Similarity-based Neighbor Selection for Graph LLMs

Rui Li,Jiwei Li,Jiawei Han,Guoyin Wang
2024-02-06
Abstract:Text-attributed graphs (TAGs) present unique challenges for direct processing by Language Learning Models (LLMs), yet their extensive commonsense knowledge and robust reasoning capabilities offer great promise for node classification in TAGs. Prior research in this field has grappled with issues such as over-squashing, heterophily, and ineffective graph information integration, further compounded by inconsistencies in dataset partitioning and underutilization of advanced LLMs. To address these challenges, we introduce Similarity-based Neighbor Selection (SNS). Using SimCSE and advanced neighbor selection techniques, SNS effectively improves the quality of selected neighbors, thereby improving graph representation and alleviating issues like over-squashing and heterophily. Besides, as an inductive and training-free approach, SNS demonstrates superior generalization and scalability over traditional GNN methods. Our comprehensive experiments, adhering to standard dataset partitioning practices, demonstrate that SNS, through simple prompt interactions with LLMs, consistently outperforms vanilla GNNs and achieves state-of-the-art results on datasets like PubMed in node classification, showcasing LLMs' potential in graph structure understanding. Our research further underscores the significance of graph structure integration in LLM applications and identifies key factors for their success in node classification. Code is available at
Machine Learning,Artificial Intelligence,Computation and Language,Social and Information Networks
What problem does this paper attempt to address?

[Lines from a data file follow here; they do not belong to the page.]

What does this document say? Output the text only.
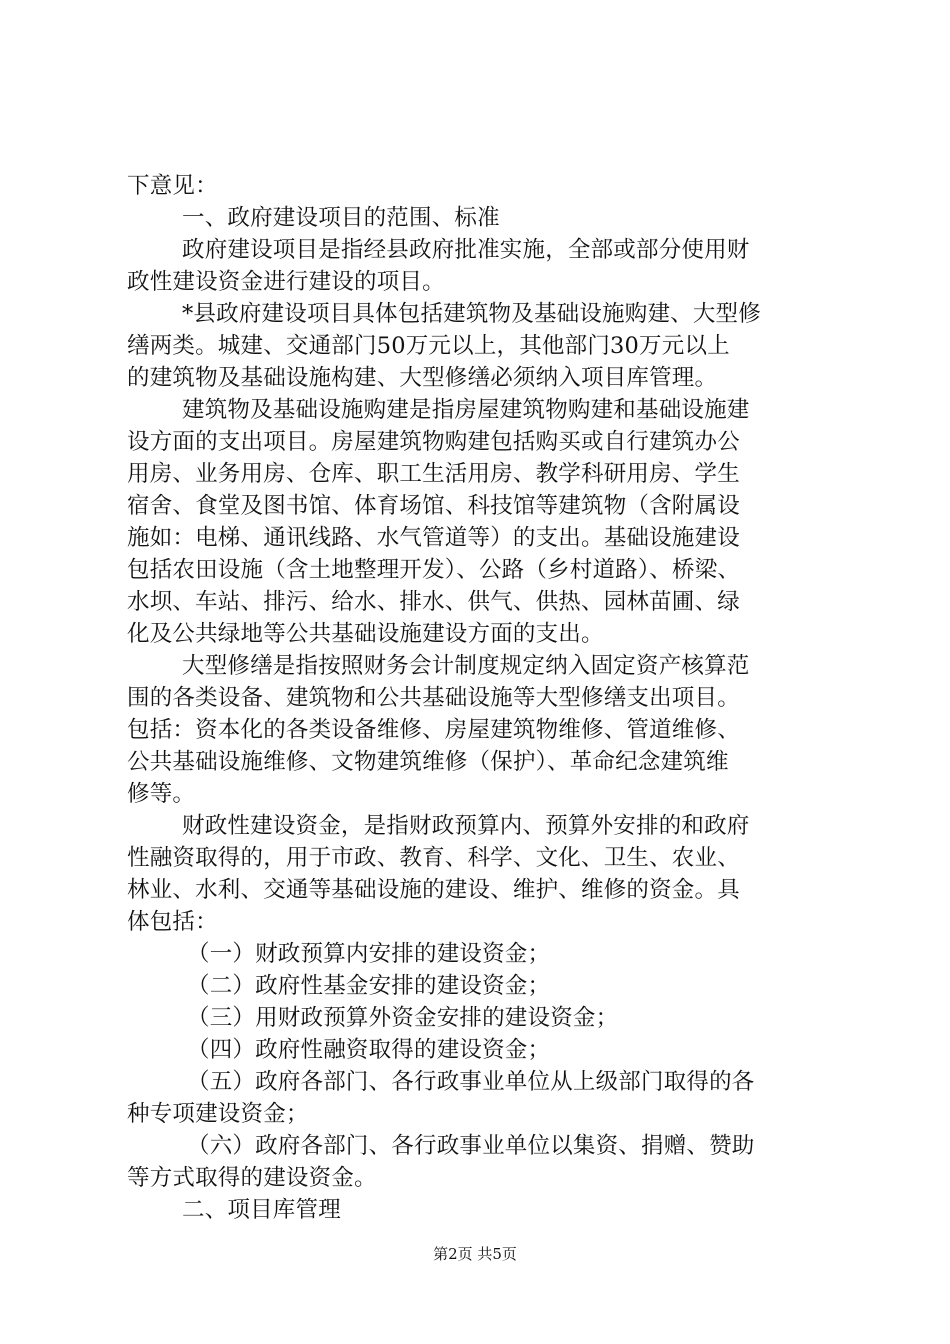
下意见：
一、政府建设项目的范围、标准
政府建设项目是指经县政府批准实施，全部或部分使用财
政性建设资金进行建设的项目。
*县政府建设项目具体包括建筑物及基础设施购建、大型修
缮两类。城建、交通部门50万元以上，其他部门30万元以上
的建筑物及基础设施构建、大型修缮必须纳入项目库管理。
建筑物及基础设施购建是指房屋建筑物购建和基础设施建
设方面的支出项目。房屋建筑物购建包括购买或自行建筑办公
用房、业务用房、仓库、职工生活用房、教学科研用房、学生
宿舍、食堂及图书馆、体育场馆、科技馆等建筑物（含附属设
施如：电梯、通讯线路、水气管道等）的支出。基础设施建设
包括农田设施（含土地整理开发）、公路（乡村道路）、桥梁、
水坝、车站、排污、给水、排水、供气、供热、园林苗圃、绿
化及公共绿地等公共基础设施建设方面的支出。
大型修缮是指按照财务会计制度规定纳入固定资产核算范
围的各类设备、建筑物和公共基础设施等大型修缮支出项目。
包括：资本化的各类设备维修、房屋建筑物维修、管道维修、
公共基础设施维修、文物建筑维修（保护）、革命纪念建筑维
修等。
财政性建设资金，是指财政预算内、预算外安排的和政府
性融资取得的，用于市政、教育、科学、文化、卫生、农业、
林业、水利、交通等基础设施的建设、维护、维修的资金。具
体包括：
（一）财政预算内安排的建设资金；
（二）政府性基金安排的建设资金；
（三）用财政预算外资金安排的建设资金；
（四）政府性融资取得的建设资金；
（五）政府各部门、各行政事业单位从上级部门取得的各
种专项建设资金；
（六）政府各部门、各行政事业单位以集资、捐赠、赞助
等方式取得的建设资金。
二、项目库管理
第2页 共5页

The main problem that this paper attempts to solve is how to effectively use large - language models (LLMs) for node classification in text - attributed graphs (TAGs). Although LLMs perform excellently in fields such as language understanding, multi - step reasoning, vision, and robotics, they still face many challenges when dealing with node classification tasks in TAGs, such as over - squashing, heterophily, and insufficient graph information integration. These problems limit the performance of LLMs in node classification tasks, making it difficult for them to outperform traditional supervised graph learning models, such as graph convolutional networks (GCNs) and graph attention networks (GATs). To solve the above problems, the paper proposes the Similarity - based Neighbor Selection (SNS) method. SNS improves the quality of neighbor selection through recursive neighbor selection and similarity - based neighbor ranking strategies, thereby improving the graph representation and alleviating problems such as over - squashing and heterophily. Specifically, SNS uses SimCSE to measure and rank the text - attribute similarity between nodes and their neighbors, and integrates the information of the top - ranked neighbors into the prompts of LLMs. This method not only improves the quality of graph information integration but also demonstrates the potential of LLMs in processing graph - structured data. The paper verifies the effectiveness of SNS through experiments on five widely - used node classification benchmark datasets. The experimental results show that SNS significantly outperforms traditional GNN methods in the zero - shot scenario and achieves state - of - the - art performance on the PubMed dataset. In addition, SNS also demonstrates better generalization ability and scalability and can effectively handle large - scale graph data.